Prabowo mengaku lupa soal uang yang digunakan AAL terkait pembelian rumah tersebut. Namun begitu Prabowo memastikan, dari tim penyidikannya, pada Maret 2023 lalu, pernah melakukan sita melalui pengembalian uang senilai Rp 6 miliar dari pihak developer properti menyangkut pembelian rumah oleh tersangka AAL.
“Iya. Yang jelas, itu memang kita pernah lakukan sita,” ujar Prabowo.
Dalam BAP AAL sebagai tersangka terungkap perannya sebagai pihak yang diminta oleh tersangka eks Menkominfo Johnny Gerard Plate (JGP) menyediakan uang Rp 500 juta setiap bulannya untuk operasional menteri dan tim.
Permintaan uang tersebut, diduga disampaikan langsung Johnny Plate saat meminta AAL menghadap di kantor menteri di Lantai 7 Kemenkominfo pada Januari-Februari 2021. Permintaan uang bulanan tersebut disampaikan oleh AAL, kepada IH untuk turut membantu mencari sumber setorannya.
Namun, terkait permintaan setoran bulanan kepada AAL tersebut, kuasa hukum Johnny Plate, Ali Nurdin membantahnya.
“Kalau atas perintah itu, nggak ada,” ujar Ali saat dijumpai, Kamis (8/6/2023).

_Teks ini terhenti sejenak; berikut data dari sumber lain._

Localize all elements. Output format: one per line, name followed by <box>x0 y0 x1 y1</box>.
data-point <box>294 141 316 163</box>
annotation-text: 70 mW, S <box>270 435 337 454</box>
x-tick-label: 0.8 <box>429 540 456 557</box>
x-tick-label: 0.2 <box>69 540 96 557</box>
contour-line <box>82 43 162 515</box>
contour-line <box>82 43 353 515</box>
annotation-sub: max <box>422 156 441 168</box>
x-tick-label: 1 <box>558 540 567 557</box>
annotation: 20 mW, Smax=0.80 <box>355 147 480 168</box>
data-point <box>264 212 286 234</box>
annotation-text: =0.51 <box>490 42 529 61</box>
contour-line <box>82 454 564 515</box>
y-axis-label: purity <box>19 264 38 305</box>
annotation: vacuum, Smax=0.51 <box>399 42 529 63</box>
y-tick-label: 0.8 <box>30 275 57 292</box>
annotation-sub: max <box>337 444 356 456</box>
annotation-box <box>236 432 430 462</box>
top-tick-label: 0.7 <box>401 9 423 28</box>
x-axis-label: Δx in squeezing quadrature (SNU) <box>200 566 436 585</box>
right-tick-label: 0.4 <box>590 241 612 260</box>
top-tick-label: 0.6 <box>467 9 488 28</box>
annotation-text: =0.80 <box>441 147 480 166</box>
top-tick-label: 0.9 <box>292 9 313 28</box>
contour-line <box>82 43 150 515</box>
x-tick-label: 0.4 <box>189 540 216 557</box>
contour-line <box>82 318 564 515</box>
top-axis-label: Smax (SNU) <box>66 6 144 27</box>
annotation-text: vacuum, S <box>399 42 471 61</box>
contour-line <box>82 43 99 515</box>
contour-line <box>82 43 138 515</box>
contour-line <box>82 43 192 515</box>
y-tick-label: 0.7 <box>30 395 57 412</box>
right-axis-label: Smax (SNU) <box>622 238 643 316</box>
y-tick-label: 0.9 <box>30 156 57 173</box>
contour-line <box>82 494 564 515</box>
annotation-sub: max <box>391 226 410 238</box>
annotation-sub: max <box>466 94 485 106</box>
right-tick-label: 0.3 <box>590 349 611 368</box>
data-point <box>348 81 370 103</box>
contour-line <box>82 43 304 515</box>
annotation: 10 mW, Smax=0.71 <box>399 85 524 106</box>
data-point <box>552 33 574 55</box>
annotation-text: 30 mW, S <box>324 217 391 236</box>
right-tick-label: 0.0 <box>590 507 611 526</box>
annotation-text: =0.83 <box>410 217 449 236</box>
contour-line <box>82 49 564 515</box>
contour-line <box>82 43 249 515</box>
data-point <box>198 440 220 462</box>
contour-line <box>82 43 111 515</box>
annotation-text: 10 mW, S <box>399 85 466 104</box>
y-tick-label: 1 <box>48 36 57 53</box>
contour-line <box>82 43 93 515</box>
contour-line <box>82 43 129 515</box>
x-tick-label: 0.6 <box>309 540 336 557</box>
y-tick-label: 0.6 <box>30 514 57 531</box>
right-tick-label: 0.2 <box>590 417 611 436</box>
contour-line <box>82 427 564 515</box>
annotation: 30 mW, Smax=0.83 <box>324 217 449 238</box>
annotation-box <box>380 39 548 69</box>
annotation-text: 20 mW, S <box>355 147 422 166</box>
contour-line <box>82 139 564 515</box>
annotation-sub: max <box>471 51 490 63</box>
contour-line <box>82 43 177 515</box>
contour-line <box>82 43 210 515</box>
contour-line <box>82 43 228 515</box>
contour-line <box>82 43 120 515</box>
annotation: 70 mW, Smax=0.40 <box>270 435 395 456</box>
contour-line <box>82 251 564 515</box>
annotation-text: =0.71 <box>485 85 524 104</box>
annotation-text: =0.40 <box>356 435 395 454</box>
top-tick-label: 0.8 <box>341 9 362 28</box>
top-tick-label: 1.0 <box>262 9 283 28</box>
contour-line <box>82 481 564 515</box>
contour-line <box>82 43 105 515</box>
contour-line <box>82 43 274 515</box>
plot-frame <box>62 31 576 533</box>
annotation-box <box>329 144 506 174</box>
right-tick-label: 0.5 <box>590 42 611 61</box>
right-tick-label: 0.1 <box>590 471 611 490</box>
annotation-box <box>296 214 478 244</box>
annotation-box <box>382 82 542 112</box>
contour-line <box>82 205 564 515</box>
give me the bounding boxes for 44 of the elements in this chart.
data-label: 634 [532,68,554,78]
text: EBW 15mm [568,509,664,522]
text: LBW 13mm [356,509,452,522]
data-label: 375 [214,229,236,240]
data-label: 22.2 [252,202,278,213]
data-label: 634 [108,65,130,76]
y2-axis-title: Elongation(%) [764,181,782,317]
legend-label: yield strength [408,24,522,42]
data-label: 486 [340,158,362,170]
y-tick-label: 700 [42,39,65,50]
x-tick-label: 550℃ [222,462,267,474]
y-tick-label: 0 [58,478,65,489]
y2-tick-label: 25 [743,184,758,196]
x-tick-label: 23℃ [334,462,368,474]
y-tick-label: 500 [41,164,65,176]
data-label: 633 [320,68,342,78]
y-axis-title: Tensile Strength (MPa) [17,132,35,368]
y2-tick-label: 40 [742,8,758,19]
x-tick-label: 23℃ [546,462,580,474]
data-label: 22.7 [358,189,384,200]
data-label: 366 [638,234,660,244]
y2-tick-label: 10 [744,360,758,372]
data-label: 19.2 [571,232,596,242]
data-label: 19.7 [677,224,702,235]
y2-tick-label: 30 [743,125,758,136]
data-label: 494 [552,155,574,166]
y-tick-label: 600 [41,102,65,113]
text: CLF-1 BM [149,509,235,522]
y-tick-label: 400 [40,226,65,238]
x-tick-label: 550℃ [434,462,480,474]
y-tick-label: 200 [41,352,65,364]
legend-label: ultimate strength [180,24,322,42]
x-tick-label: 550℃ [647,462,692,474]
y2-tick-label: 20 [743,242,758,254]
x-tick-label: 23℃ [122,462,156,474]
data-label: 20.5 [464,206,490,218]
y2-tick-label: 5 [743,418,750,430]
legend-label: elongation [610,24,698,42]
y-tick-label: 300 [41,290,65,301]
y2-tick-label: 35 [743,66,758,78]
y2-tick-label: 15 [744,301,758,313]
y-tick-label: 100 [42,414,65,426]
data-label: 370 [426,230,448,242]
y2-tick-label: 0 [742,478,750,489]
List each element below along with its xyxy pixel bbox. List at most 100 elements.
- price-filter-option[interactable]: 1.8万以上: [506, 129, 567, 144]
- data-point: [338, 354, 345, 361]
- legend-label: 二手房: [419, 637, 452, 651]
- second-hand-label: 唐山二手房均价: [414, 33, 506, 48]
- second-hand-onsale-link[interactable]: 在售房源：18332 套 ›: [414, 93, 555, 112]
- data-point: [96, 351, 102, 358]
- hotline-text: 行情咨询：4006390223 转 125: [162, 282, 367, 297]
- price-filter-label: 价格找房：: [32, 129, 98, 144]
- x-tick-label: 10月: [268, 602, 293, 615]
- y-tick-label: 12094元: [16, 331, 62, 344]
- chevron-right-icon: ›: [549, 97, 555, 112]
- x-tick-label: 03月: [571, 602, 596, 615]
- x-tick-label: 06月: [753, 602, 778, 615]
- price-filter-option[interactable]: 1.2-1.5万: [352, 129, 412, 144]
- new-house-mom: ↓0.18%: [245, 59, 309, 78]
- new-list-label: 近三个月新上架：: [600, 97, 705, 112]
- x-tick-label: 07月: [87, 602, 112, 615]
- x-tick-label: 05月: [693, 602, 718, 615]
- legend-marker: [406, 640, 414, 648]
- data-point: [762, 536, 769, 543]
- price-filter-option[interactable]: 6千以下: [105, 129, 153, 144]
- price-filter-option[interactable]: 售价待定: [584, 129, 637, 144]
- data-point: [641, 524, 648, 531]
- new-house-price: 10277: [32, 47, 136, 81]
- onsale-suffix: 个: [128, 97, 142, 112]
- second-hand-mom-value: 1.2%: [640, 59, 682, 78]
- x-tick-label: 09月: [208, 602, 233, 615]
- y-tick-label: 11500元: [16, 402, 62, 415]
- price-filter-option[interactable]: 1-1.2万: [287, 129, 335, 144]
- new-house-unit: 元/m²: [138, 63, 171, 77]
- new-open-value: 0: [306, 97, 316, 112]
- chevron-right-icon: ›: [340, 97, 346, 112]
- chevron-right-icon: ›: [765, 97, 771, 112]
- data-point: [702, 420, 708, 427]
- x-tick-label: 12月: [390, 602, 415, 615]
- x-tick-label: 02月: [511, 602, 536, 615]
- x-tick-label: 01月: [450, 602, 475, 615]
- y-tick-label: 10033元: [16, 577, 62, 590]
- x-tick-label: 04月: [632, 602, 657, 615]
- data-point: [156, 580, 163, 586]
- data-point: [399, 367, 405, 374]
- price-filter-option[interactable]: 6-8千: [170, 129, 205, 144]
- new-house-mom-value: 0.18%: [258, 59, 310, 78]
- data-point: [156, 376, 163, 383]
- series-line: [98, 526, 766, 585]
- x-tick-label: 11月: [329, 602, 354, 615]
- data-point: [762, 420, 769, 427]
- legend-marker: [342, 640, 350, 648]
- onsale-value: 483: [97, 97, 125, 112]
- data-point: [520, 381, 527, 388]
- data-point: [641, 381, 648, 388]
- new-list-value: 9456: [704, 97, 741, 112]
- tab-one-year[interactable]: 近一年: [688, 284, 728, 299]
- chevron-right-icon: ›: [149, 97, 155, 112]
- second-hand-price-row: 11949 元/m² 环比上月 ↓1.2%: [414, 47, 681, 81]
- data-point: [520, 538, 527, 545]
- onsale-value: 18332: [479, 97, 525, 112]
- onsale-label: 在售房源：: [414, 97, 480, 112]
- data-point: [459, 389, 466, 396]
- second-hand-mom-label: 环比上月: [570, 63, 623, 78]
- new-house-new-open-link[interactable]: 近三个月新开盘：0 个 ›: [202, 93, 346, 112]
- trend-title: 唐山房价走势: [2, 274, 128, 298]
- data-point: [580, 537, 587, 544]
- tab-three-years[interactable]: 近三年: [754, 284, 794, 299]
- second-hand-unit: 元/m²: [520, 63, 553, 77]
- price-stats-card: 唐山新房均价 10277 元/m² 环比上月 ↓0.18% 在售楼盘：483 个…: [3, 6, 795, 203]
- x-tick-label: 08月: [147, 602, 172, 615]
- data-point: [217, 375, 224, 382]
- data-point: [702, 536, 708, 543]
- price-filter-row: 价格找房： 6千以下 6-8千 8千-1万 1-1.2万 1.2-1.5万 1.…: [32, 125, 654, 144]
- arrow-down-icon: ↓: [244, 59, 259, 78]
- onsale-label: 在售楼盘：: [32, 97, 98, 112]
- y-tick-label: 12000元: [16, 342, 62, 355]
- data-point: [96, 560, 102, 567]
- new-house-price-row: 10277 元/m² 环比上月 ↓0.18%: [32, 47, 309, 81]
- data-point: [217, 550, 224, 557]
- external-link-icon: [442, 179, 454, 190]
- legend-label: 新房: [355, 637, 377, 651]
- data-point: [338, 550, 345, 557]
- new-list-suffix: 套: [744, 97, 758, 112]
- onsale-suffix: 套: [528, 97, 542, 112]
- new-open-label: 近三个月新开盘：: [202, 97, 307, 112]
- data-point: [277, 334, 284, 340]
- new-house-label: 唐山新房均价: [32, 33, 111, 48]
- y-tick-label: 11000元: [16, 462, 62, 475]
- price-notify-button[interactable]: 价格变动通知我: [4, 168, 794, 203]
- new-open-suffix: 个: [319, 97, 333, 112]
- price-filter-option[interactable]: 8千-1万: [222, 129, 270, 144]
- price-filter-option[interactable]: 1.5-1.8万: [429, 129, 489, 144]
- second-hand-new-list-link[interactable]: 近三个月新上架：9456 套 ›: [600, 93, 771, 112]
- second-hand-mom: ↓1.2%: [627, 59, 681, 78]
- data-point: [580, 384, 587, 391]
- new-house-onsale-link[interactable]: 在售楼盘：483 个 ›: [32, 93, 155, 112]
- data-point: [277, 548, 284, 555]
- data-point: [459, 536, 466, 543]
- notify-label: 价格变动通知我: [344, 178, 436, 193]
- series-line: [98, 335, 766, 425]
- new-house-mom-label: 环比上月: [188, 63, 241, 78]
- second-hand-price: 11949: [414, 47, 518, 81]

Menyangkut soal tersangka AAL ini, belum ada pihak yang dapat memberikan klarifikasi. Dikabarkan, AAL dalam kasus ini mengandalkan pengacara Kresna Hutauruk sebagai pendamping hukumnya. Akan tetapi sampai berita ini dituliskan, Kresna Hutauruk belum memberikan respons.
Namun begitu, berkas perkara tersangka AAL sudah dilimpahkan ke Pengadilan Negeri Tindak Pidana Korupsi Jakarta Pusat (PN Tipikor Jakpus) untuk segera di sidangkan. Rencana sidang pembacaan dakwaan terhadap AAL, akan dilakukan pada Selasa (27/6/2023) mendatang.